А зря, между прочим.
В конце вагона ни одной стервы не обнаружилось. Исключительно одни стервецы там собрались – в том смысле, что сидели в той стороне только мужчины. О, так Брут, что ли, не так уж и брутален? Да что за жизнь пошла, если подобные мысли вообще возникают у приличной женщины! Вот еще не хватало, к мужчинам ревновать!
Кстати, а ревновать-то вроде не к кому, тут же озадачилась Алёна. Все сплошь натуралы там, сразу видно, любой готов немедленно начистить рыло, если однополое существо только лишь помыслит подступить к нему с неприличным выражением непристойных чувств. На кого же столь пристально смотрит Брут?
Наша героиня с ленивым любопытством повела глазами по лицам мужчин, и вдруг что-то такое мелькнуло в мыслях, какое-то воспоминание… Алёна насторожилась, глядя на плоское, близко прилегающее к бритой голове ухо какого-то молодого мужчины. Ухо было резаное, раковина отчетливо укорочена сверху. «Корноухий, – подумала Алёна. – Вот как называется такой человек. Обкорнали ему ухо-то, стало быть!» Она кивнула, довольная своей лингвистической эрудицией, и тут же ее осенило, что это ухо она уже видела сегодня. Это ухо, и эту бритую голову, и эти чуть покатые, накачанные плечи, обтянутые черной майкой… Качок с Курского вокзала! Тот самый, который вынимал выручку из терминала, слопавшего сотенную Алёны, и отказался принимать ее претензии!

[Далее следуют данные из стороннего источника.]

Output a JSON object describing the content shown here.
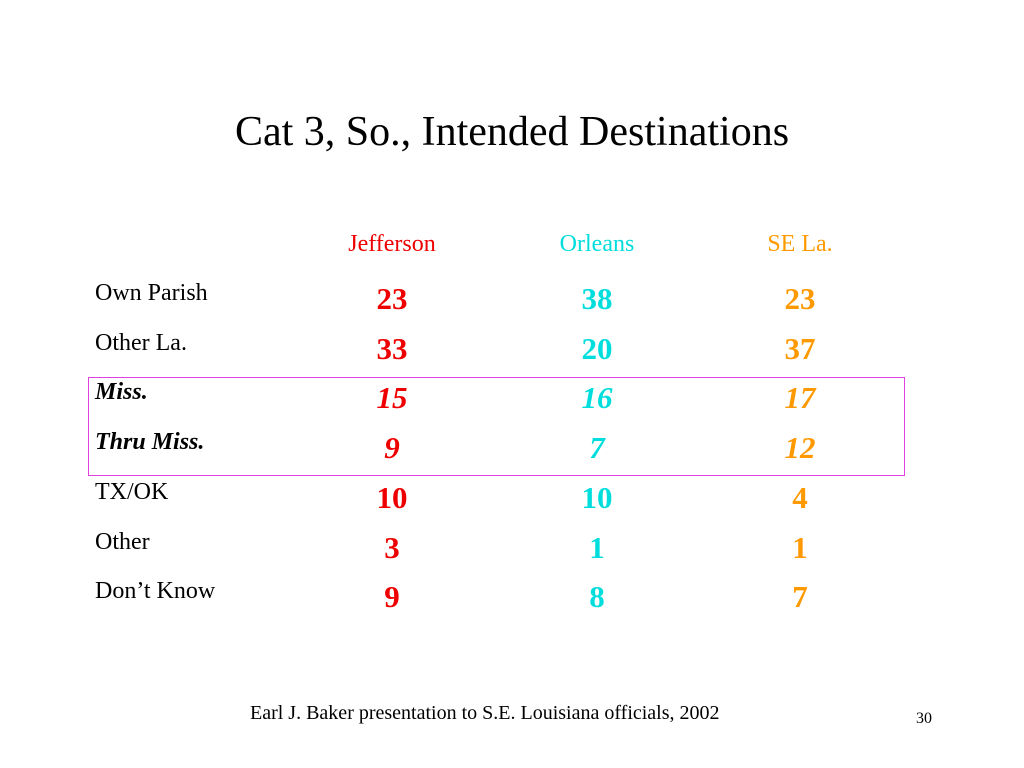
{
  "header": {
    "title": "Cat 3, So., Intended Destinations"
  },
  "table": {
    "columns": [
      "Jefferson",
      "Orleans",
      "SE La."
    ],
    "rows": [
      {
        "label": "Own Parish",
        "values": [
          23,
          38,
          23
        ]
      },
      {
        "label": "Other La.",
        "values": [
          33,
          20,
          37
        ]
      },
      {
        "label": "Miss.",
        "values": [
          15,
          16,
          17
        ]
      },
      {
        "label": "Thru Miss.",
        "values": [
          9,
          7,
          12
        ]
      },
      {
        "label": "TX/OK",
        "values": [
          10,
          10,
          4
        ]
      },
      {
        "label": "Other",
        "values": [
          3,
          1,
          1
        ]
      },
      {
        "label": "Don’t Know",
        "values": [
          9,
          8,
          7
        ]
      }
    ]
  },
  "footer": {
    "text": "Earl J. Baker presentation to S.E. Louisiana officials, 2002",
    "page": "30"
  }
}
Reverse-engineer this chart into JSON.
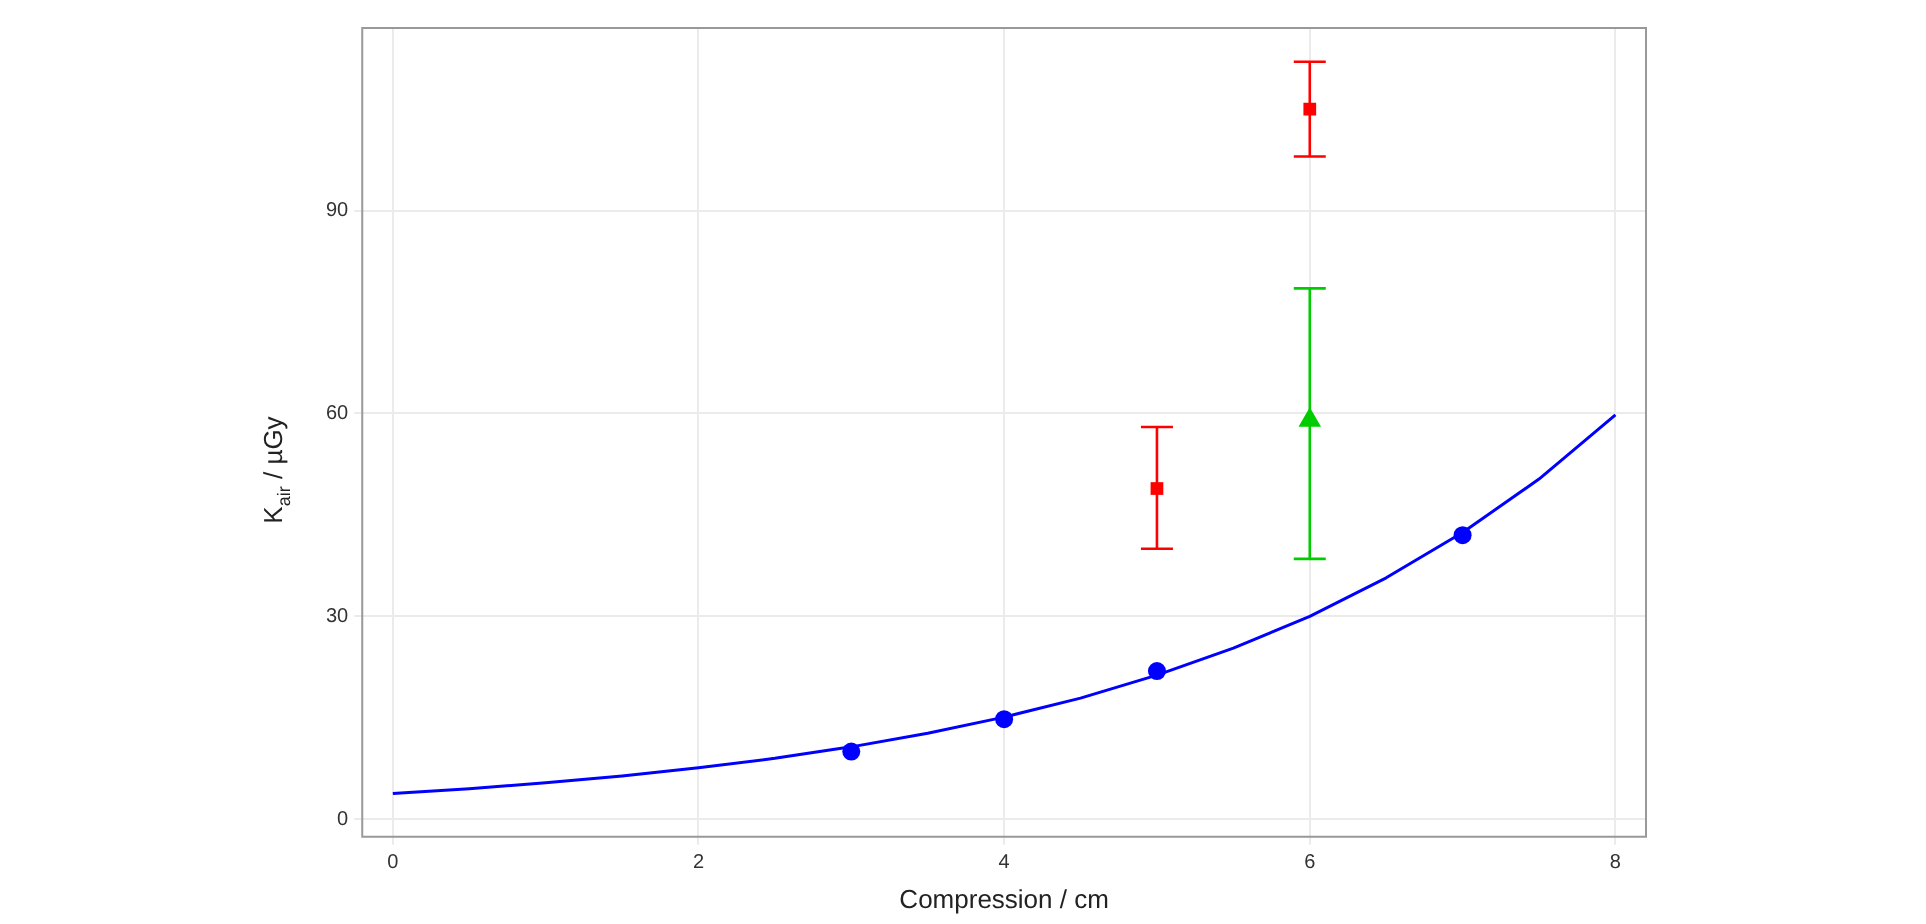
{
  "chart_data": {
    "type": "scatter",
    "xlabel": "Compression / cm",
    "ylabel": "K$_{air}$ / µGy",
    "xlim": [
      -0.2,
      8.2
    ],
    "xticks": [
      0,
      2,
      4,
      6,
      8
    ],
    "ylim": [
      -2.6,
      117
    ],
    "yticks": [
      0,
      30,
      60,
      90
    ],
    "grid": true,
    "series": [
      {
        "type": "line",
        "marker": "none",
        "color": "#0000ff",
        "x": [
          0,
          0.5,
          1,
          1.5,
          2,
          2.5,
          3,
          3.5,
          4,
          4.5,
          5,
          5.5,
          6,
          6.5,
          7,
          7.5,
          8
        ],
        "values": [
          3.8,
          4.5,
          5.4,
          6.4,
          7.6,
          9.0,
          10.7,
          12.7,
          15.1,
          17.9,
          21.3,
          25.3,
          30.0,
          35.7,
          42.4,
          50.3,
          59.8
        ]
      },
      {
        "marker": "circle",
        "color": "#0000ff",
        "x": [
          3,
          4,
          5,
          7
        ],
        "values": [
          10,
          14.8,
          21.9,
          42
        ]
      },
      {
        "marker": "square",
        "color": "#ff0000",
        "x": [
          5,
          6
        ],
        "values": [
          48.9,
          105
        ],
        "errors": [
          [
            40,
            58
          ],
          [
            98,
            112
          ]
        ]
      },
      {
        "marker": "triangle",
        "color": "#00cc00",
        "x": [
          6
        ],
        "values": [
          59
        ],
        "errors": [
          [
            38.5,
            78.5
          ]
        ]
      }
    ]
  }
}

Точно, он. И Брут смотрел именно на его ухо. Стоп-стоп… Да ведь Брут заплатил деньги терминалу-воришке как раз перед Алёной. И квитанцию получил… Неужели и его пятисотка осталась незачисленной? Наверное, он заметил Корноухого, когда тот вскрывал терминал, тоже не получил от него вразумительного ответа, вот и решил проследить за ним, чтобы узнать адрес фирмы, как ее там… «Терминал-сервиса»…
Ага, везде тебе сыщики и воры мерещатся, детективщица Алёна Дмитриева! Заметил, проследил… Просто случайность. Конечно, Москва – город большой, и даже неразумно большой, а все же и в нем возможны такие забойные совпадения, что…
Алёна не успела довести до конца мысль о забойных совпадениях, потому что подоспела станция «Аэропорт» и качок быстро вышел из вагона. И немедленно брутальный Брут тоже кинулся вон, успев в самую последнюю минутку проскользнуть сквозь уже почти сомкнувшиеся створки двери. И двинулся, что характерно, именно в том направлении, куда направлялся качок.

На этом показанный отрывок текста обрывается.